Neticede yeni OVP’nin açıklandığı hafta 6,47 TL’ye kadar çıkan dolar son gelişmelerle birlikte 6 liranın altını gördü.
Bu gerileme trendinde rahip Brunson davasına ilişkin beklentiler ve Başkan Trump’ın Cumhurbaşkanı Recep Tayyip Erdoğan’la BM’de görüşmesi de pay sahibi oldu!
Ayrıca Trump’ın İdlib konusunda Türkiye’ye teşekkür etmesi ve Cumhurbaşkanı Erdoğan’ın ABD ile Almanya’da yatırımcılarla yaptığı görüşmeler de lirayı destekledi.
Kısa vadeli teknik beklentiler
Teknik olarak 6 TL tabanın kırılması 5,77’ye doğru bir inişi gündeme getirdi!
Ancak dolar 6 liraya indiğinde güçlü bir alımla karşılaşıyor.
Dolayısıyla iniş süreci yavaş olacaktır.
Ayrıca yeni bir hikayeye de ihtiyacımız var.
Mesela beklentilerden iyi gelen eylül enflasyonu gibi!
Ve özellikle ABD ile ilişkilerde pozitif bir adımın daha eklenmesi de katkı sağlayacaktır.
Ancak, kilit konu Brunson davası.
12 Ekim’deki duruşma hayli kritik bu anlamda.
Olası bir tahliye dolar 5,50’ye kadar itebilir!
Pozitif gelişme trafiğinin zayıflaması ve negatif senaryoların öne çıkmasıysa kısa vadede doları yeniden 6,20 – 6,30 TL bandına çıkarabilir.
Dijital ekonomi
BTSO yayıncılıkta yeni bir sisteme geçmiş.
Artık yayın organı “BTSO Ekonomi” kağıt baskı olarak üyelerle buluşmayacak.
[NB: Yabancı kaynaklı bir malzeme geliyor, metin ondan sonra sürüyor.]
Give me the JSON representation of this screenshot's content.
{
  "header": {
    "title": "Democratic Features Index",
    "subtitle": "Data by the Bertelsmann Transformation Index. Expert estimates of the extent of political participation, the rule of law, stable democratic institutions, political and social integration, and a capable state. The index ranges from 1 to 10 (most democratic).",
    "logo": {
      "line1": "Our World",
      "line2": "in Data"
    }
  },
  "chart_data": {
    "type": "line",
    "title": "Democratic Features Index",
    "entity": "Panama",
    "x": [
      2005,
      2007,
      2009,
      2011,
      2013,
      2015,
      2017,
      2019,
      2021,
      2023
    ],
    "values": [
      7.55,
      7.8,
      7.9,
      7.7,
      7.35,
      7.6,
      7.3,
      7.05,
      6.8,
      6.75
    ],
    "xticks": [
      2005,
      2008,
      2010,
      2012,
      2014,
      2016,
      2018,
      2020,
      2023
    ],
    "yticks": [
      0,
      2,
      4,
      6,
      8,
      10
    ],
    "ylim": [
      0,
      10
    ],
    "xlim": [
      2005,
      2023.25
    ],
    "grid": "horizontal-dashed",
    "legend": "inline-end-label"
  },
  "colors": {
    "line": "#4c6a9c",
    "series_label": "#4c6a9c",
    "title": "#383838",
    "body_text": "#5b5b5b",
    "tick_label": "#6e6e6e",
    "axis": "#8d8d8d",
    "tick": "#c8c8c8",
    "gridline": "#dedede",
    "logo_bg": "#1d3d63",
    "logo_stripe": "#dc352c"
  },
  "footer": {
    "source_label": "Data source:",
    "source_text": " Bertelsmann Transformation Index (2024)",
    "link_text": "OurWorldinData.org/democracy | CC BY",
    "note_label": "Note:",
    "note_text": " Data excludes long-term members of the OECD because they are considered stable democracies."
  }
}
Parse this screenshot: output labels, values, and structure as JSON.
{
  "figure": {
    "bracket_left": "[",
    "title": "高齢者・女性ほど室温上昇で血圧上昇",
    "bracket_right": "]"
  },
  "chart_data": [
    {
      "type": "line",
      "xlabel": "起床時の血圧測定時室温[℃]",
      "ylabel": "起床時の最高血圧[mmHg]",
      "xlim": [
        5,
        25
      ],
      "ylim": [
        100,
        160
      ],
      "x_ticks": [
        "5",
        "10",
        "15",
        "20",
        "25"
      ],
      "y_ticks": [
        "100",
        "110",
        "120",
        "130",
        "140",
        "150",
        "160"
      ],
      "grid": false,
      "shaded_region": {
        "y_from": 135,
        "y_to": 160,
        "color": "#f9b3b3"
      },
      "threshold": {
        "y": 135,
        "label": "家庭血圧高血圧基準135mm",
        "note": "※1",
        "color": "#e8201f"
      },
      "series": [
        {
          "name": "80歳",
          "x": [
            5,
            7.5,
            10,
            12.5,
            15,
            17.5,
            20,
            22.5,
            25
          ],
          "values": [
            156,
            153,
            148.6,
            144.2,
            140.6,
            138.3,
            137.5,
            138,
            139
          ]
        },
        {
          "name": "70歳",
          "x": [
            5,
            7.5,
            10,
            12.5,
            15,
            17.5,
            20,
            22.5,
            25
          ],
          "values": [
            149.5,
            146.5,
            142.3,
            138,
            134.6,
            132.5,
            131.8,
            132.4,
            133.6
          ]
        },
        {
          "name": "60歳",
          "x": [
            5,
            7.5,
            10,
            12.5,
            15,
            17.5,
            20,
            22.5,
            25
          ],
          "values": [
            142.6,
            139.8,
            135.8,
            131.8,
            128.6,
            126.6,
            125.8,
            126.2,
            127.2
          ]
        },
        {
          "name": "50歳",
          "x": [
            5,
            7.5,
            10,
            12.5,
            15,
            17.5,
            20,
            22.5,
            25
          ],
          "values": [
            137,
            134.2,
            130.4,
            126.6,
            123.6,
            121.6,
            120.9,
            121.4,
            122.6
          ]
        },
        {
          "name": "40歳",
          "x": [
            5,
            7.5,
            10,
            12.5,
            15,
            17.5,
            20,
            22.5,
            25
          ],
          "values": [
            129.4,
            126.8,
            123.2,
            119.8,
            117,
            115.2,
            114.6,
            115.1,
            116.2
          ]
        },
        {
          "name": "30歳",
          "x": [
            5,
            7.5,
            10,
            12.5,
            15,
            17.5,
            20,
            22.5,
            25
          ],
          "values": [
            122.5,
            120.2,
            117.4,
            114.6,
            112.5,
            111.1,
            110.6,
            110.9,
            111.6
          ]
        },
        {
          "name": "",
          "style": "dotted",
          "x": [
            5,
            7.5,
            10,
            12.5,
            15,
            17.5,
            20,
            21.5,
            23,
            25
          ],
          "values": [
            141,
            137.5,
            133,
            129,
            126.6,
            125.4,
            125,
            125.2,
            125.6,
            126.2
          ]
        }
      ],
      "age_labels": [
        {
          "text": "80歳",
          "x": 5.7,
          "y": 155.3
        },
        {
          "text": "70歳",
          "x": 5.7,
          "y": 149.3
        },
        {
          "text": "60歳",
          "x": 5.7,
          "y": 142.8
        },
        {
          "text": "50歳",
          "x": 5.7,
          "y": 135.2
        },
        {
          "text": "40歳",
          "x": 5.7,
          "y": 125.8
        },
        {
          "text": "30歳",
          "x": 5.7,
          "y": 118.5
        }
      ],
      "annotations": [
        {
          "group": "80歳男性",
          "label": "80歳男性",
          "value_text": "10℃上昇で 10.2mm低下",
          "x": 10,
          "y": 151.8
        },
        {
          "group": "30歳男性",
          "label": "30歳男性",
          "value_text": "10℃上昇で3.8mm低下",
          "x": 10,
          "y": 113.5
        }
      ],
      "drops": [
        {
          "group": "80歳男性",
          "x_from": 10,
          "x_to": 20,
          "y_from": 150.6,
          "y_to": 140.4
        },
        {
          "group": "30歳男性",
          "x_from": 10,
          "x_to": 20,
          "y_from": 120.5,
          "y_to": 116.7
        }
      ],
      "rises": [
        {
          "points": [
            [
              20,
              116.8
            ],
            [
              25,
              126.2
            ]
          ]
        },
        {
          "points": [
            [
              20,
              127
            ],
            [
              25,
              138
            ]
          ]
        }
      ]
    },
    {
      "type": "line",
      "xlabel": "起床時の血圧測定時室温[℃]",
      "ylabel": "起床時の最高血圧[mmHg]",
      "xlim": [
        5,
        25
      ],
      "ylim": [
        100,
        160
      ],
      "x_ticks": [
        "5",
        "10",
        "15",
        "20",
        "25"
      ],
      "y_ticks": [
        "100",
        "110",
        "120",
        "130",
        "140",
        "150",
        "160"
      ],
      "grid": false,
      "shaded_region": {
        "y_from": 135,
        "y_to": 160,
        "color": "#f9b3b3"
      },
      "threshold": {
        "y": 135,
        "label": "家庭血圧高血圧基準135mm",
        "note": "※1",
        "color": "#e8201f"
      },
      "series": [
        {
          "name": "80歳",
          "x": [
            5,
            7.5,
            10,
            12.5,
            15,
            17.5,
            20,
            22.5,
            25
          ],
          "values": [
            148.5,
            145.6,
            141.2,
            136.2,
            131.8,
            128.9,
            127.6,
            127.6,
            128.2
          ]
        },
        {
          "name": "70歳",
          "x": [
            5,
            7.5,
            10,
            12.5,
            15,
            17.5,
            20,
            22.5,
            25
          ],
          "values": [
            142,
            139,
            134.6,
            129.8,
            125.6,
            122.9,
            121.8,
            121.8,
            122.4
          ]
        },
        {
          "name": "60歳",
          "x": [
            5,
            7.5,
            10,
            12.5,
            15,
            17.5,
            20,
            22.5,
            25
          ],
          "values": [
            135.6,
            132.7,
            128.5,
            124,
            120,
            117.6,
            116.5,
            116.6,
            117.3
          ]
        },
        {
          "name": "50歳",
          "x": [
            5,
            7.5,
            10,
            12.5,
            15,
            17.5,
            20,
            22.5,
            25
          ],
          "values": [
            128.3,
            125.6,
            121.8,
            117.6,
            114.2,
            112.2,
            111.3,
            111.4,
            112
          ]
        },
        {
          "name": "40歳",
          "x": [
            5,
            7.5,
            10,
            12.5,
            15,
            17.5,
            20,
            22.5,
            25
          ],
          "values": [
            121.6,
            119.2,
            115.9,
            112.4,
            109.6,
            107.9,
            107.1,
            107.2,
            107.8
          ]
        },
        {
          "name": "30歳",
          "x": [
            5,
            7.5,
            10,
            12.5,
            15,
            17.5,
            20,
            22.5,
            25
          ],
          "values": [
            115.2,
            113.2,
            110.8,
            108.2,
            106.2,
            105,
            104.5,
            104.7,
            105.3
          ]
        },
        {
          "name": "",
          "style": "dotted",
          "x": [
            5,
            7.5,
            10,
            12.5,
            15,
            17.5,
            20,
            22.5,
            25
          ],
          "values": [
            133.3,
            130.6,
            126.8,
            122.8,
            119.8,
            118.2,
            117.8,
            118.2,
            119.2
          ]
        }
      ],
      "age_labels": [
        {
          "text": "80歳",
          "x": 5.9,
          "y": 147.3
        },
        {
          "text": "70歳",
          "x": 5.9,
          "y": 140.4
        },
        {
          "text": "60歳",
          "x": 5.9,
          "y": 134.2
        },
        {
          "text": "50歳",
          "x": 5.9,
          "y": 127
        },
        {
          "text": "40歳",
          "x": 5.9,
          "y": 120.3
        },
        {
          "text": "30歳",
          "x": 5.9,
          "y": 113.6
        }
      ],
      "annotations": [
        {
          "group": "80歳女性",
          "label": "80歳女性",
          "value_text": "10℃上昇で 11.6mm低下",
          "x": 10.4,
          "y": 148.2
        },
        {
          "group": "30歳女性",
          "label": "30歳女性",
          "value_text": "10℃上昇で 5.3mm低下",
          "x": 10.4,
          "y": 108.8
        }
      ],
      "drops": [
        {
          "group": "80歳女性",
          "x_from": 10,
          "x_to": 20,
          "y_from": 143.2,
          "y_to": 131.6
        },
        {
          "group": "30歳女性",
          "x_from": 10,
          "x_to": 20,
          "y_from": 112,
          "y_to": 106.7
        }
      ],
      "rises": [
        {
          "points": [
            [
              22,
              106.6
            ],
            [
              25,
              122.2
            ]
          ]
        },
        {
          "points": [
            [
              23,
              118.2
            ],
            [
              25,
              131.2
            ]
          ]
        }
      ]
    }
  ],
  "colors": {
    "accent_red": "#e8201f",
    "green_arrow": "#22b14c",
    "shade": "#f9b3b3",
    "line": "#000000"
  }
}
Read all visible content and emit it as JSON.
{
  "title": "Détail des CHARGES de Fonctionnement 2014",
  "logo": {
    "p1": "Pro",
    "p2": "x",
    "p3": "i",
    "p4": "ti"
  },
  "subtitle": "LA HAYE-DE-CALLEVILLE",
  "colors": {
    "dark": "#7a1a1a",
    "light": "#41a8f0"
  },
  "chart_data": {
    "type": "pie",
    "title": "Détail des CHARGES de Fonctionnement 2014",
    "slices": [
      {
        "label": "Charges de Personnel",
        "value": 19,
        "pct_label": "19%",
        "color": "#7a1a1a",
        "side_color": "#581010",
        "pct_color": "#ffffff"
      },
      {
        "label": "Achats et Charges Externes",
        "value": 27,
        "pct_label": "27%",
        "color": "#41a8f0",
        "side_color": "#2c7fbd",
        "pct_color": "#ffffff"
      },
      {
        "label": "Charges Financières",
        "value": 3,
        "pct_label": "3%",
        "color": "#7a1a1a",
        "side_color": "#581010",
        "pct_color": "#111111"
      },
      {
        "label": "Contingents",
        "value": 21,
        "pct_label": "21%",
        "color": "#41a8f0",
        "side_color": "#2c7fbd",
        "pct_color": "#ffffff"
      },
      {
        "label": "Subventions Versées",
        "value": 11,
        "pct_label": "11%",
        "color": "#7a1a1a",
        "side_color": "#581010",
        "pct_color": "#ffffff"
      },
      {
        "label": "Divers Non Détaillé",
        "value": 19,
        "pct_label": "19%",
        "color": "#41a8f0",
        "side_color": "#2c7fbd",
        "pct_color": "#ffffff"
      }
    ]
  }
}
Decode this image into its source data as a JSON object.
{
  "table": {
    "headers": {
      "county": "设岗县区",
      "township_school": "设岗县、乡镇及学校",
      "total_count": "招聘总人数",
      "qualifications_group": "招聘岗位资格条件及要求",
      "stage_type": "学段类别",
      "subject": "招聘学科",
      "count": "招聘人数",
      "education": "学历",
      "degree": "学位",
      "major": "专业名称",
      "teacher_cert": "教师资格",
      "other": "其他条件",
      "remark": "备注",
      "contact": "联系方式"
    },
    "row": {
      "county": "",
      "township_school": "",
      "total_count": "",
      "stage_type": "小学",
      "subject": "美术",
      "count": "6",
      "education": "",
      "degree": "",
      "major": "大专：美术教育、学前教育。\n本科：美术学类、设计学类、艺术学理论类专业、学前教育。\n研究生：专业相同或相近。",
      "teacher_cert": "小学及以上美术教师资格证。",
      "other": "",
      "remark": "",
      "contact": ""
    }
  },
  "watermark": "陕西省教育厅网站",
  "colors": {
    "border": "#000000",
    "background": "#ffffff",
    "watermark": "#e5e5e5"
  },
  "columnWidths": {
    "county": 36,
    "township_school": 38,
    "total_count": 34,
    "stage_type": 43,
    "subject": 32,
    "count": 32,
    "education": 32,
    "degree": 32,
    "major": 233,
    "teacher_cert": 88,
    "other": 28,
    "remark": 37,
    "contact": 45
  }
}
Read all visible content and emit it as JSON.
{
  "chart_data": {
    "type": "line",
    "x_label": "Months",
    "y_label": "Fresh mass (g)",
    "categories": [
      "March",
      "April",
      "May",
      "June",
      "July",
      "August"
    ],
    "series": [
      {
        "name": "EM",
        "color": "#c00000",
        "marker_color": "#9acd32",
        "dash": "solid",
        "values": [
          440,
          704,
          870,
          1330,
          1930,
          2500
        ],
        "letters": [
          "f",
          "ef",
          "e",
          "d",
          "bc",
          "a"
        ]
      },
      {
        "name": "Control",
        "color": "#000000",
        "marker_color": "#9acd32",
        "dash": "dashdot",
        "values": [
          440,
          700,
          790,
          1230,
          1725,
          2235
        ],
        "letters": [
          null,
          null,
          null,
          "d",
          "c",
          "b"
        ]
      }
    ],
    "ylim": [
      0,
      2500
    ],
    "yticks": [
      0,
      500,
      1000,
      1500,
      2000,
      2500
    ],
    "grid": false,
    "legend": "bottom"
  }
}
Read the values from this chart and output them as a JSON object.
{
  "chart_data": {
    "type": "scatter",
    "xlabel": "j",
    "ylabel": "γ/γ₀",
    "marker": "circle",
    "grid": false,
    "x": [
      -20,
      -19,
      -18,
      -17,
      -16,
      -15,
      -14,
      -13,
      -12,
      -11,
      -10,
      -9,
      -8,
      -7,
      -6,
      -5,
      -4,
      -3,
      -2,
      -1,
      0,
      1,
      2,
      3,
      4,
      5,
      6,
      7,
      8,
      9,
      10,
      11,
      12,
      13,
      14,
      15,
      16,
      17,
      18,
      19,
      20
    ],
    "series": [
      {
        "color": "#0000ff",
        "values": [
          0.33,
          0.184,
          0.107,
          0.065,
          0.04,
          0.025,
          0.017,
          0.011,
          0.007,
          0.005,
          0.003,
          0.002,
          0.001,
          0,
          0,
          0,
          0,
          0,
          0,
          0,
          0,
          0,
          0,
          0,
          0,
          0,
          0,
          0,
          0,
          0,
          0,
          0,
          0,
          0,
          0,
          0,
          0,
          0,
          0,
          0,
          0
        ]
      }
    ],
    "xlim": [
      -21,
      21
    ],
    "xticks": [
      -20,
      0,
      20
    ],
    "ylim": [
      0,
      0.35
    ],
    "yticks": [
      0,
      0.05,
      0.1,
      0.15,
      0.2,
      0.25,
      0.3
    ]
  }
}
Kağıttaki okkalı zamların bu değişim üzerinde etkisi olduğu muhakkak!
Ama dijital çağa ayak uydurma isteği de kendini hissettirmekte.
Neticede dergi artık daha hızlı biçimde BTSO üyeleriyle buluşacak.
Üstelik artık sadece üyelere değil tüm kamuoyuna hitap edebilecek!
Dolayısıyla kent, ülke ve dünya ekonomisine ait gelişmeleri, araştırmaları ve röportajları herkes görebilecek.
Ve btsoekonomi.com kolay ulaşılan alt sayfaları ve arşiviyle işdünyasına çok yönlü faydalar sağlayabilir.
Ancak, içeriğin kağıt baskı zihniyetinin ötesine geçmesinde fayda var!
Kısacası internet aleminin sunduğu olanakların daha güncel ve sıcak bilgilerin servisi için kullanılması şart.
Unutmayalım ki bilgiye ne kadar sağlıklı ve hızlı ulaşılırsa iş yapma kabiliyeti de o oranda artar.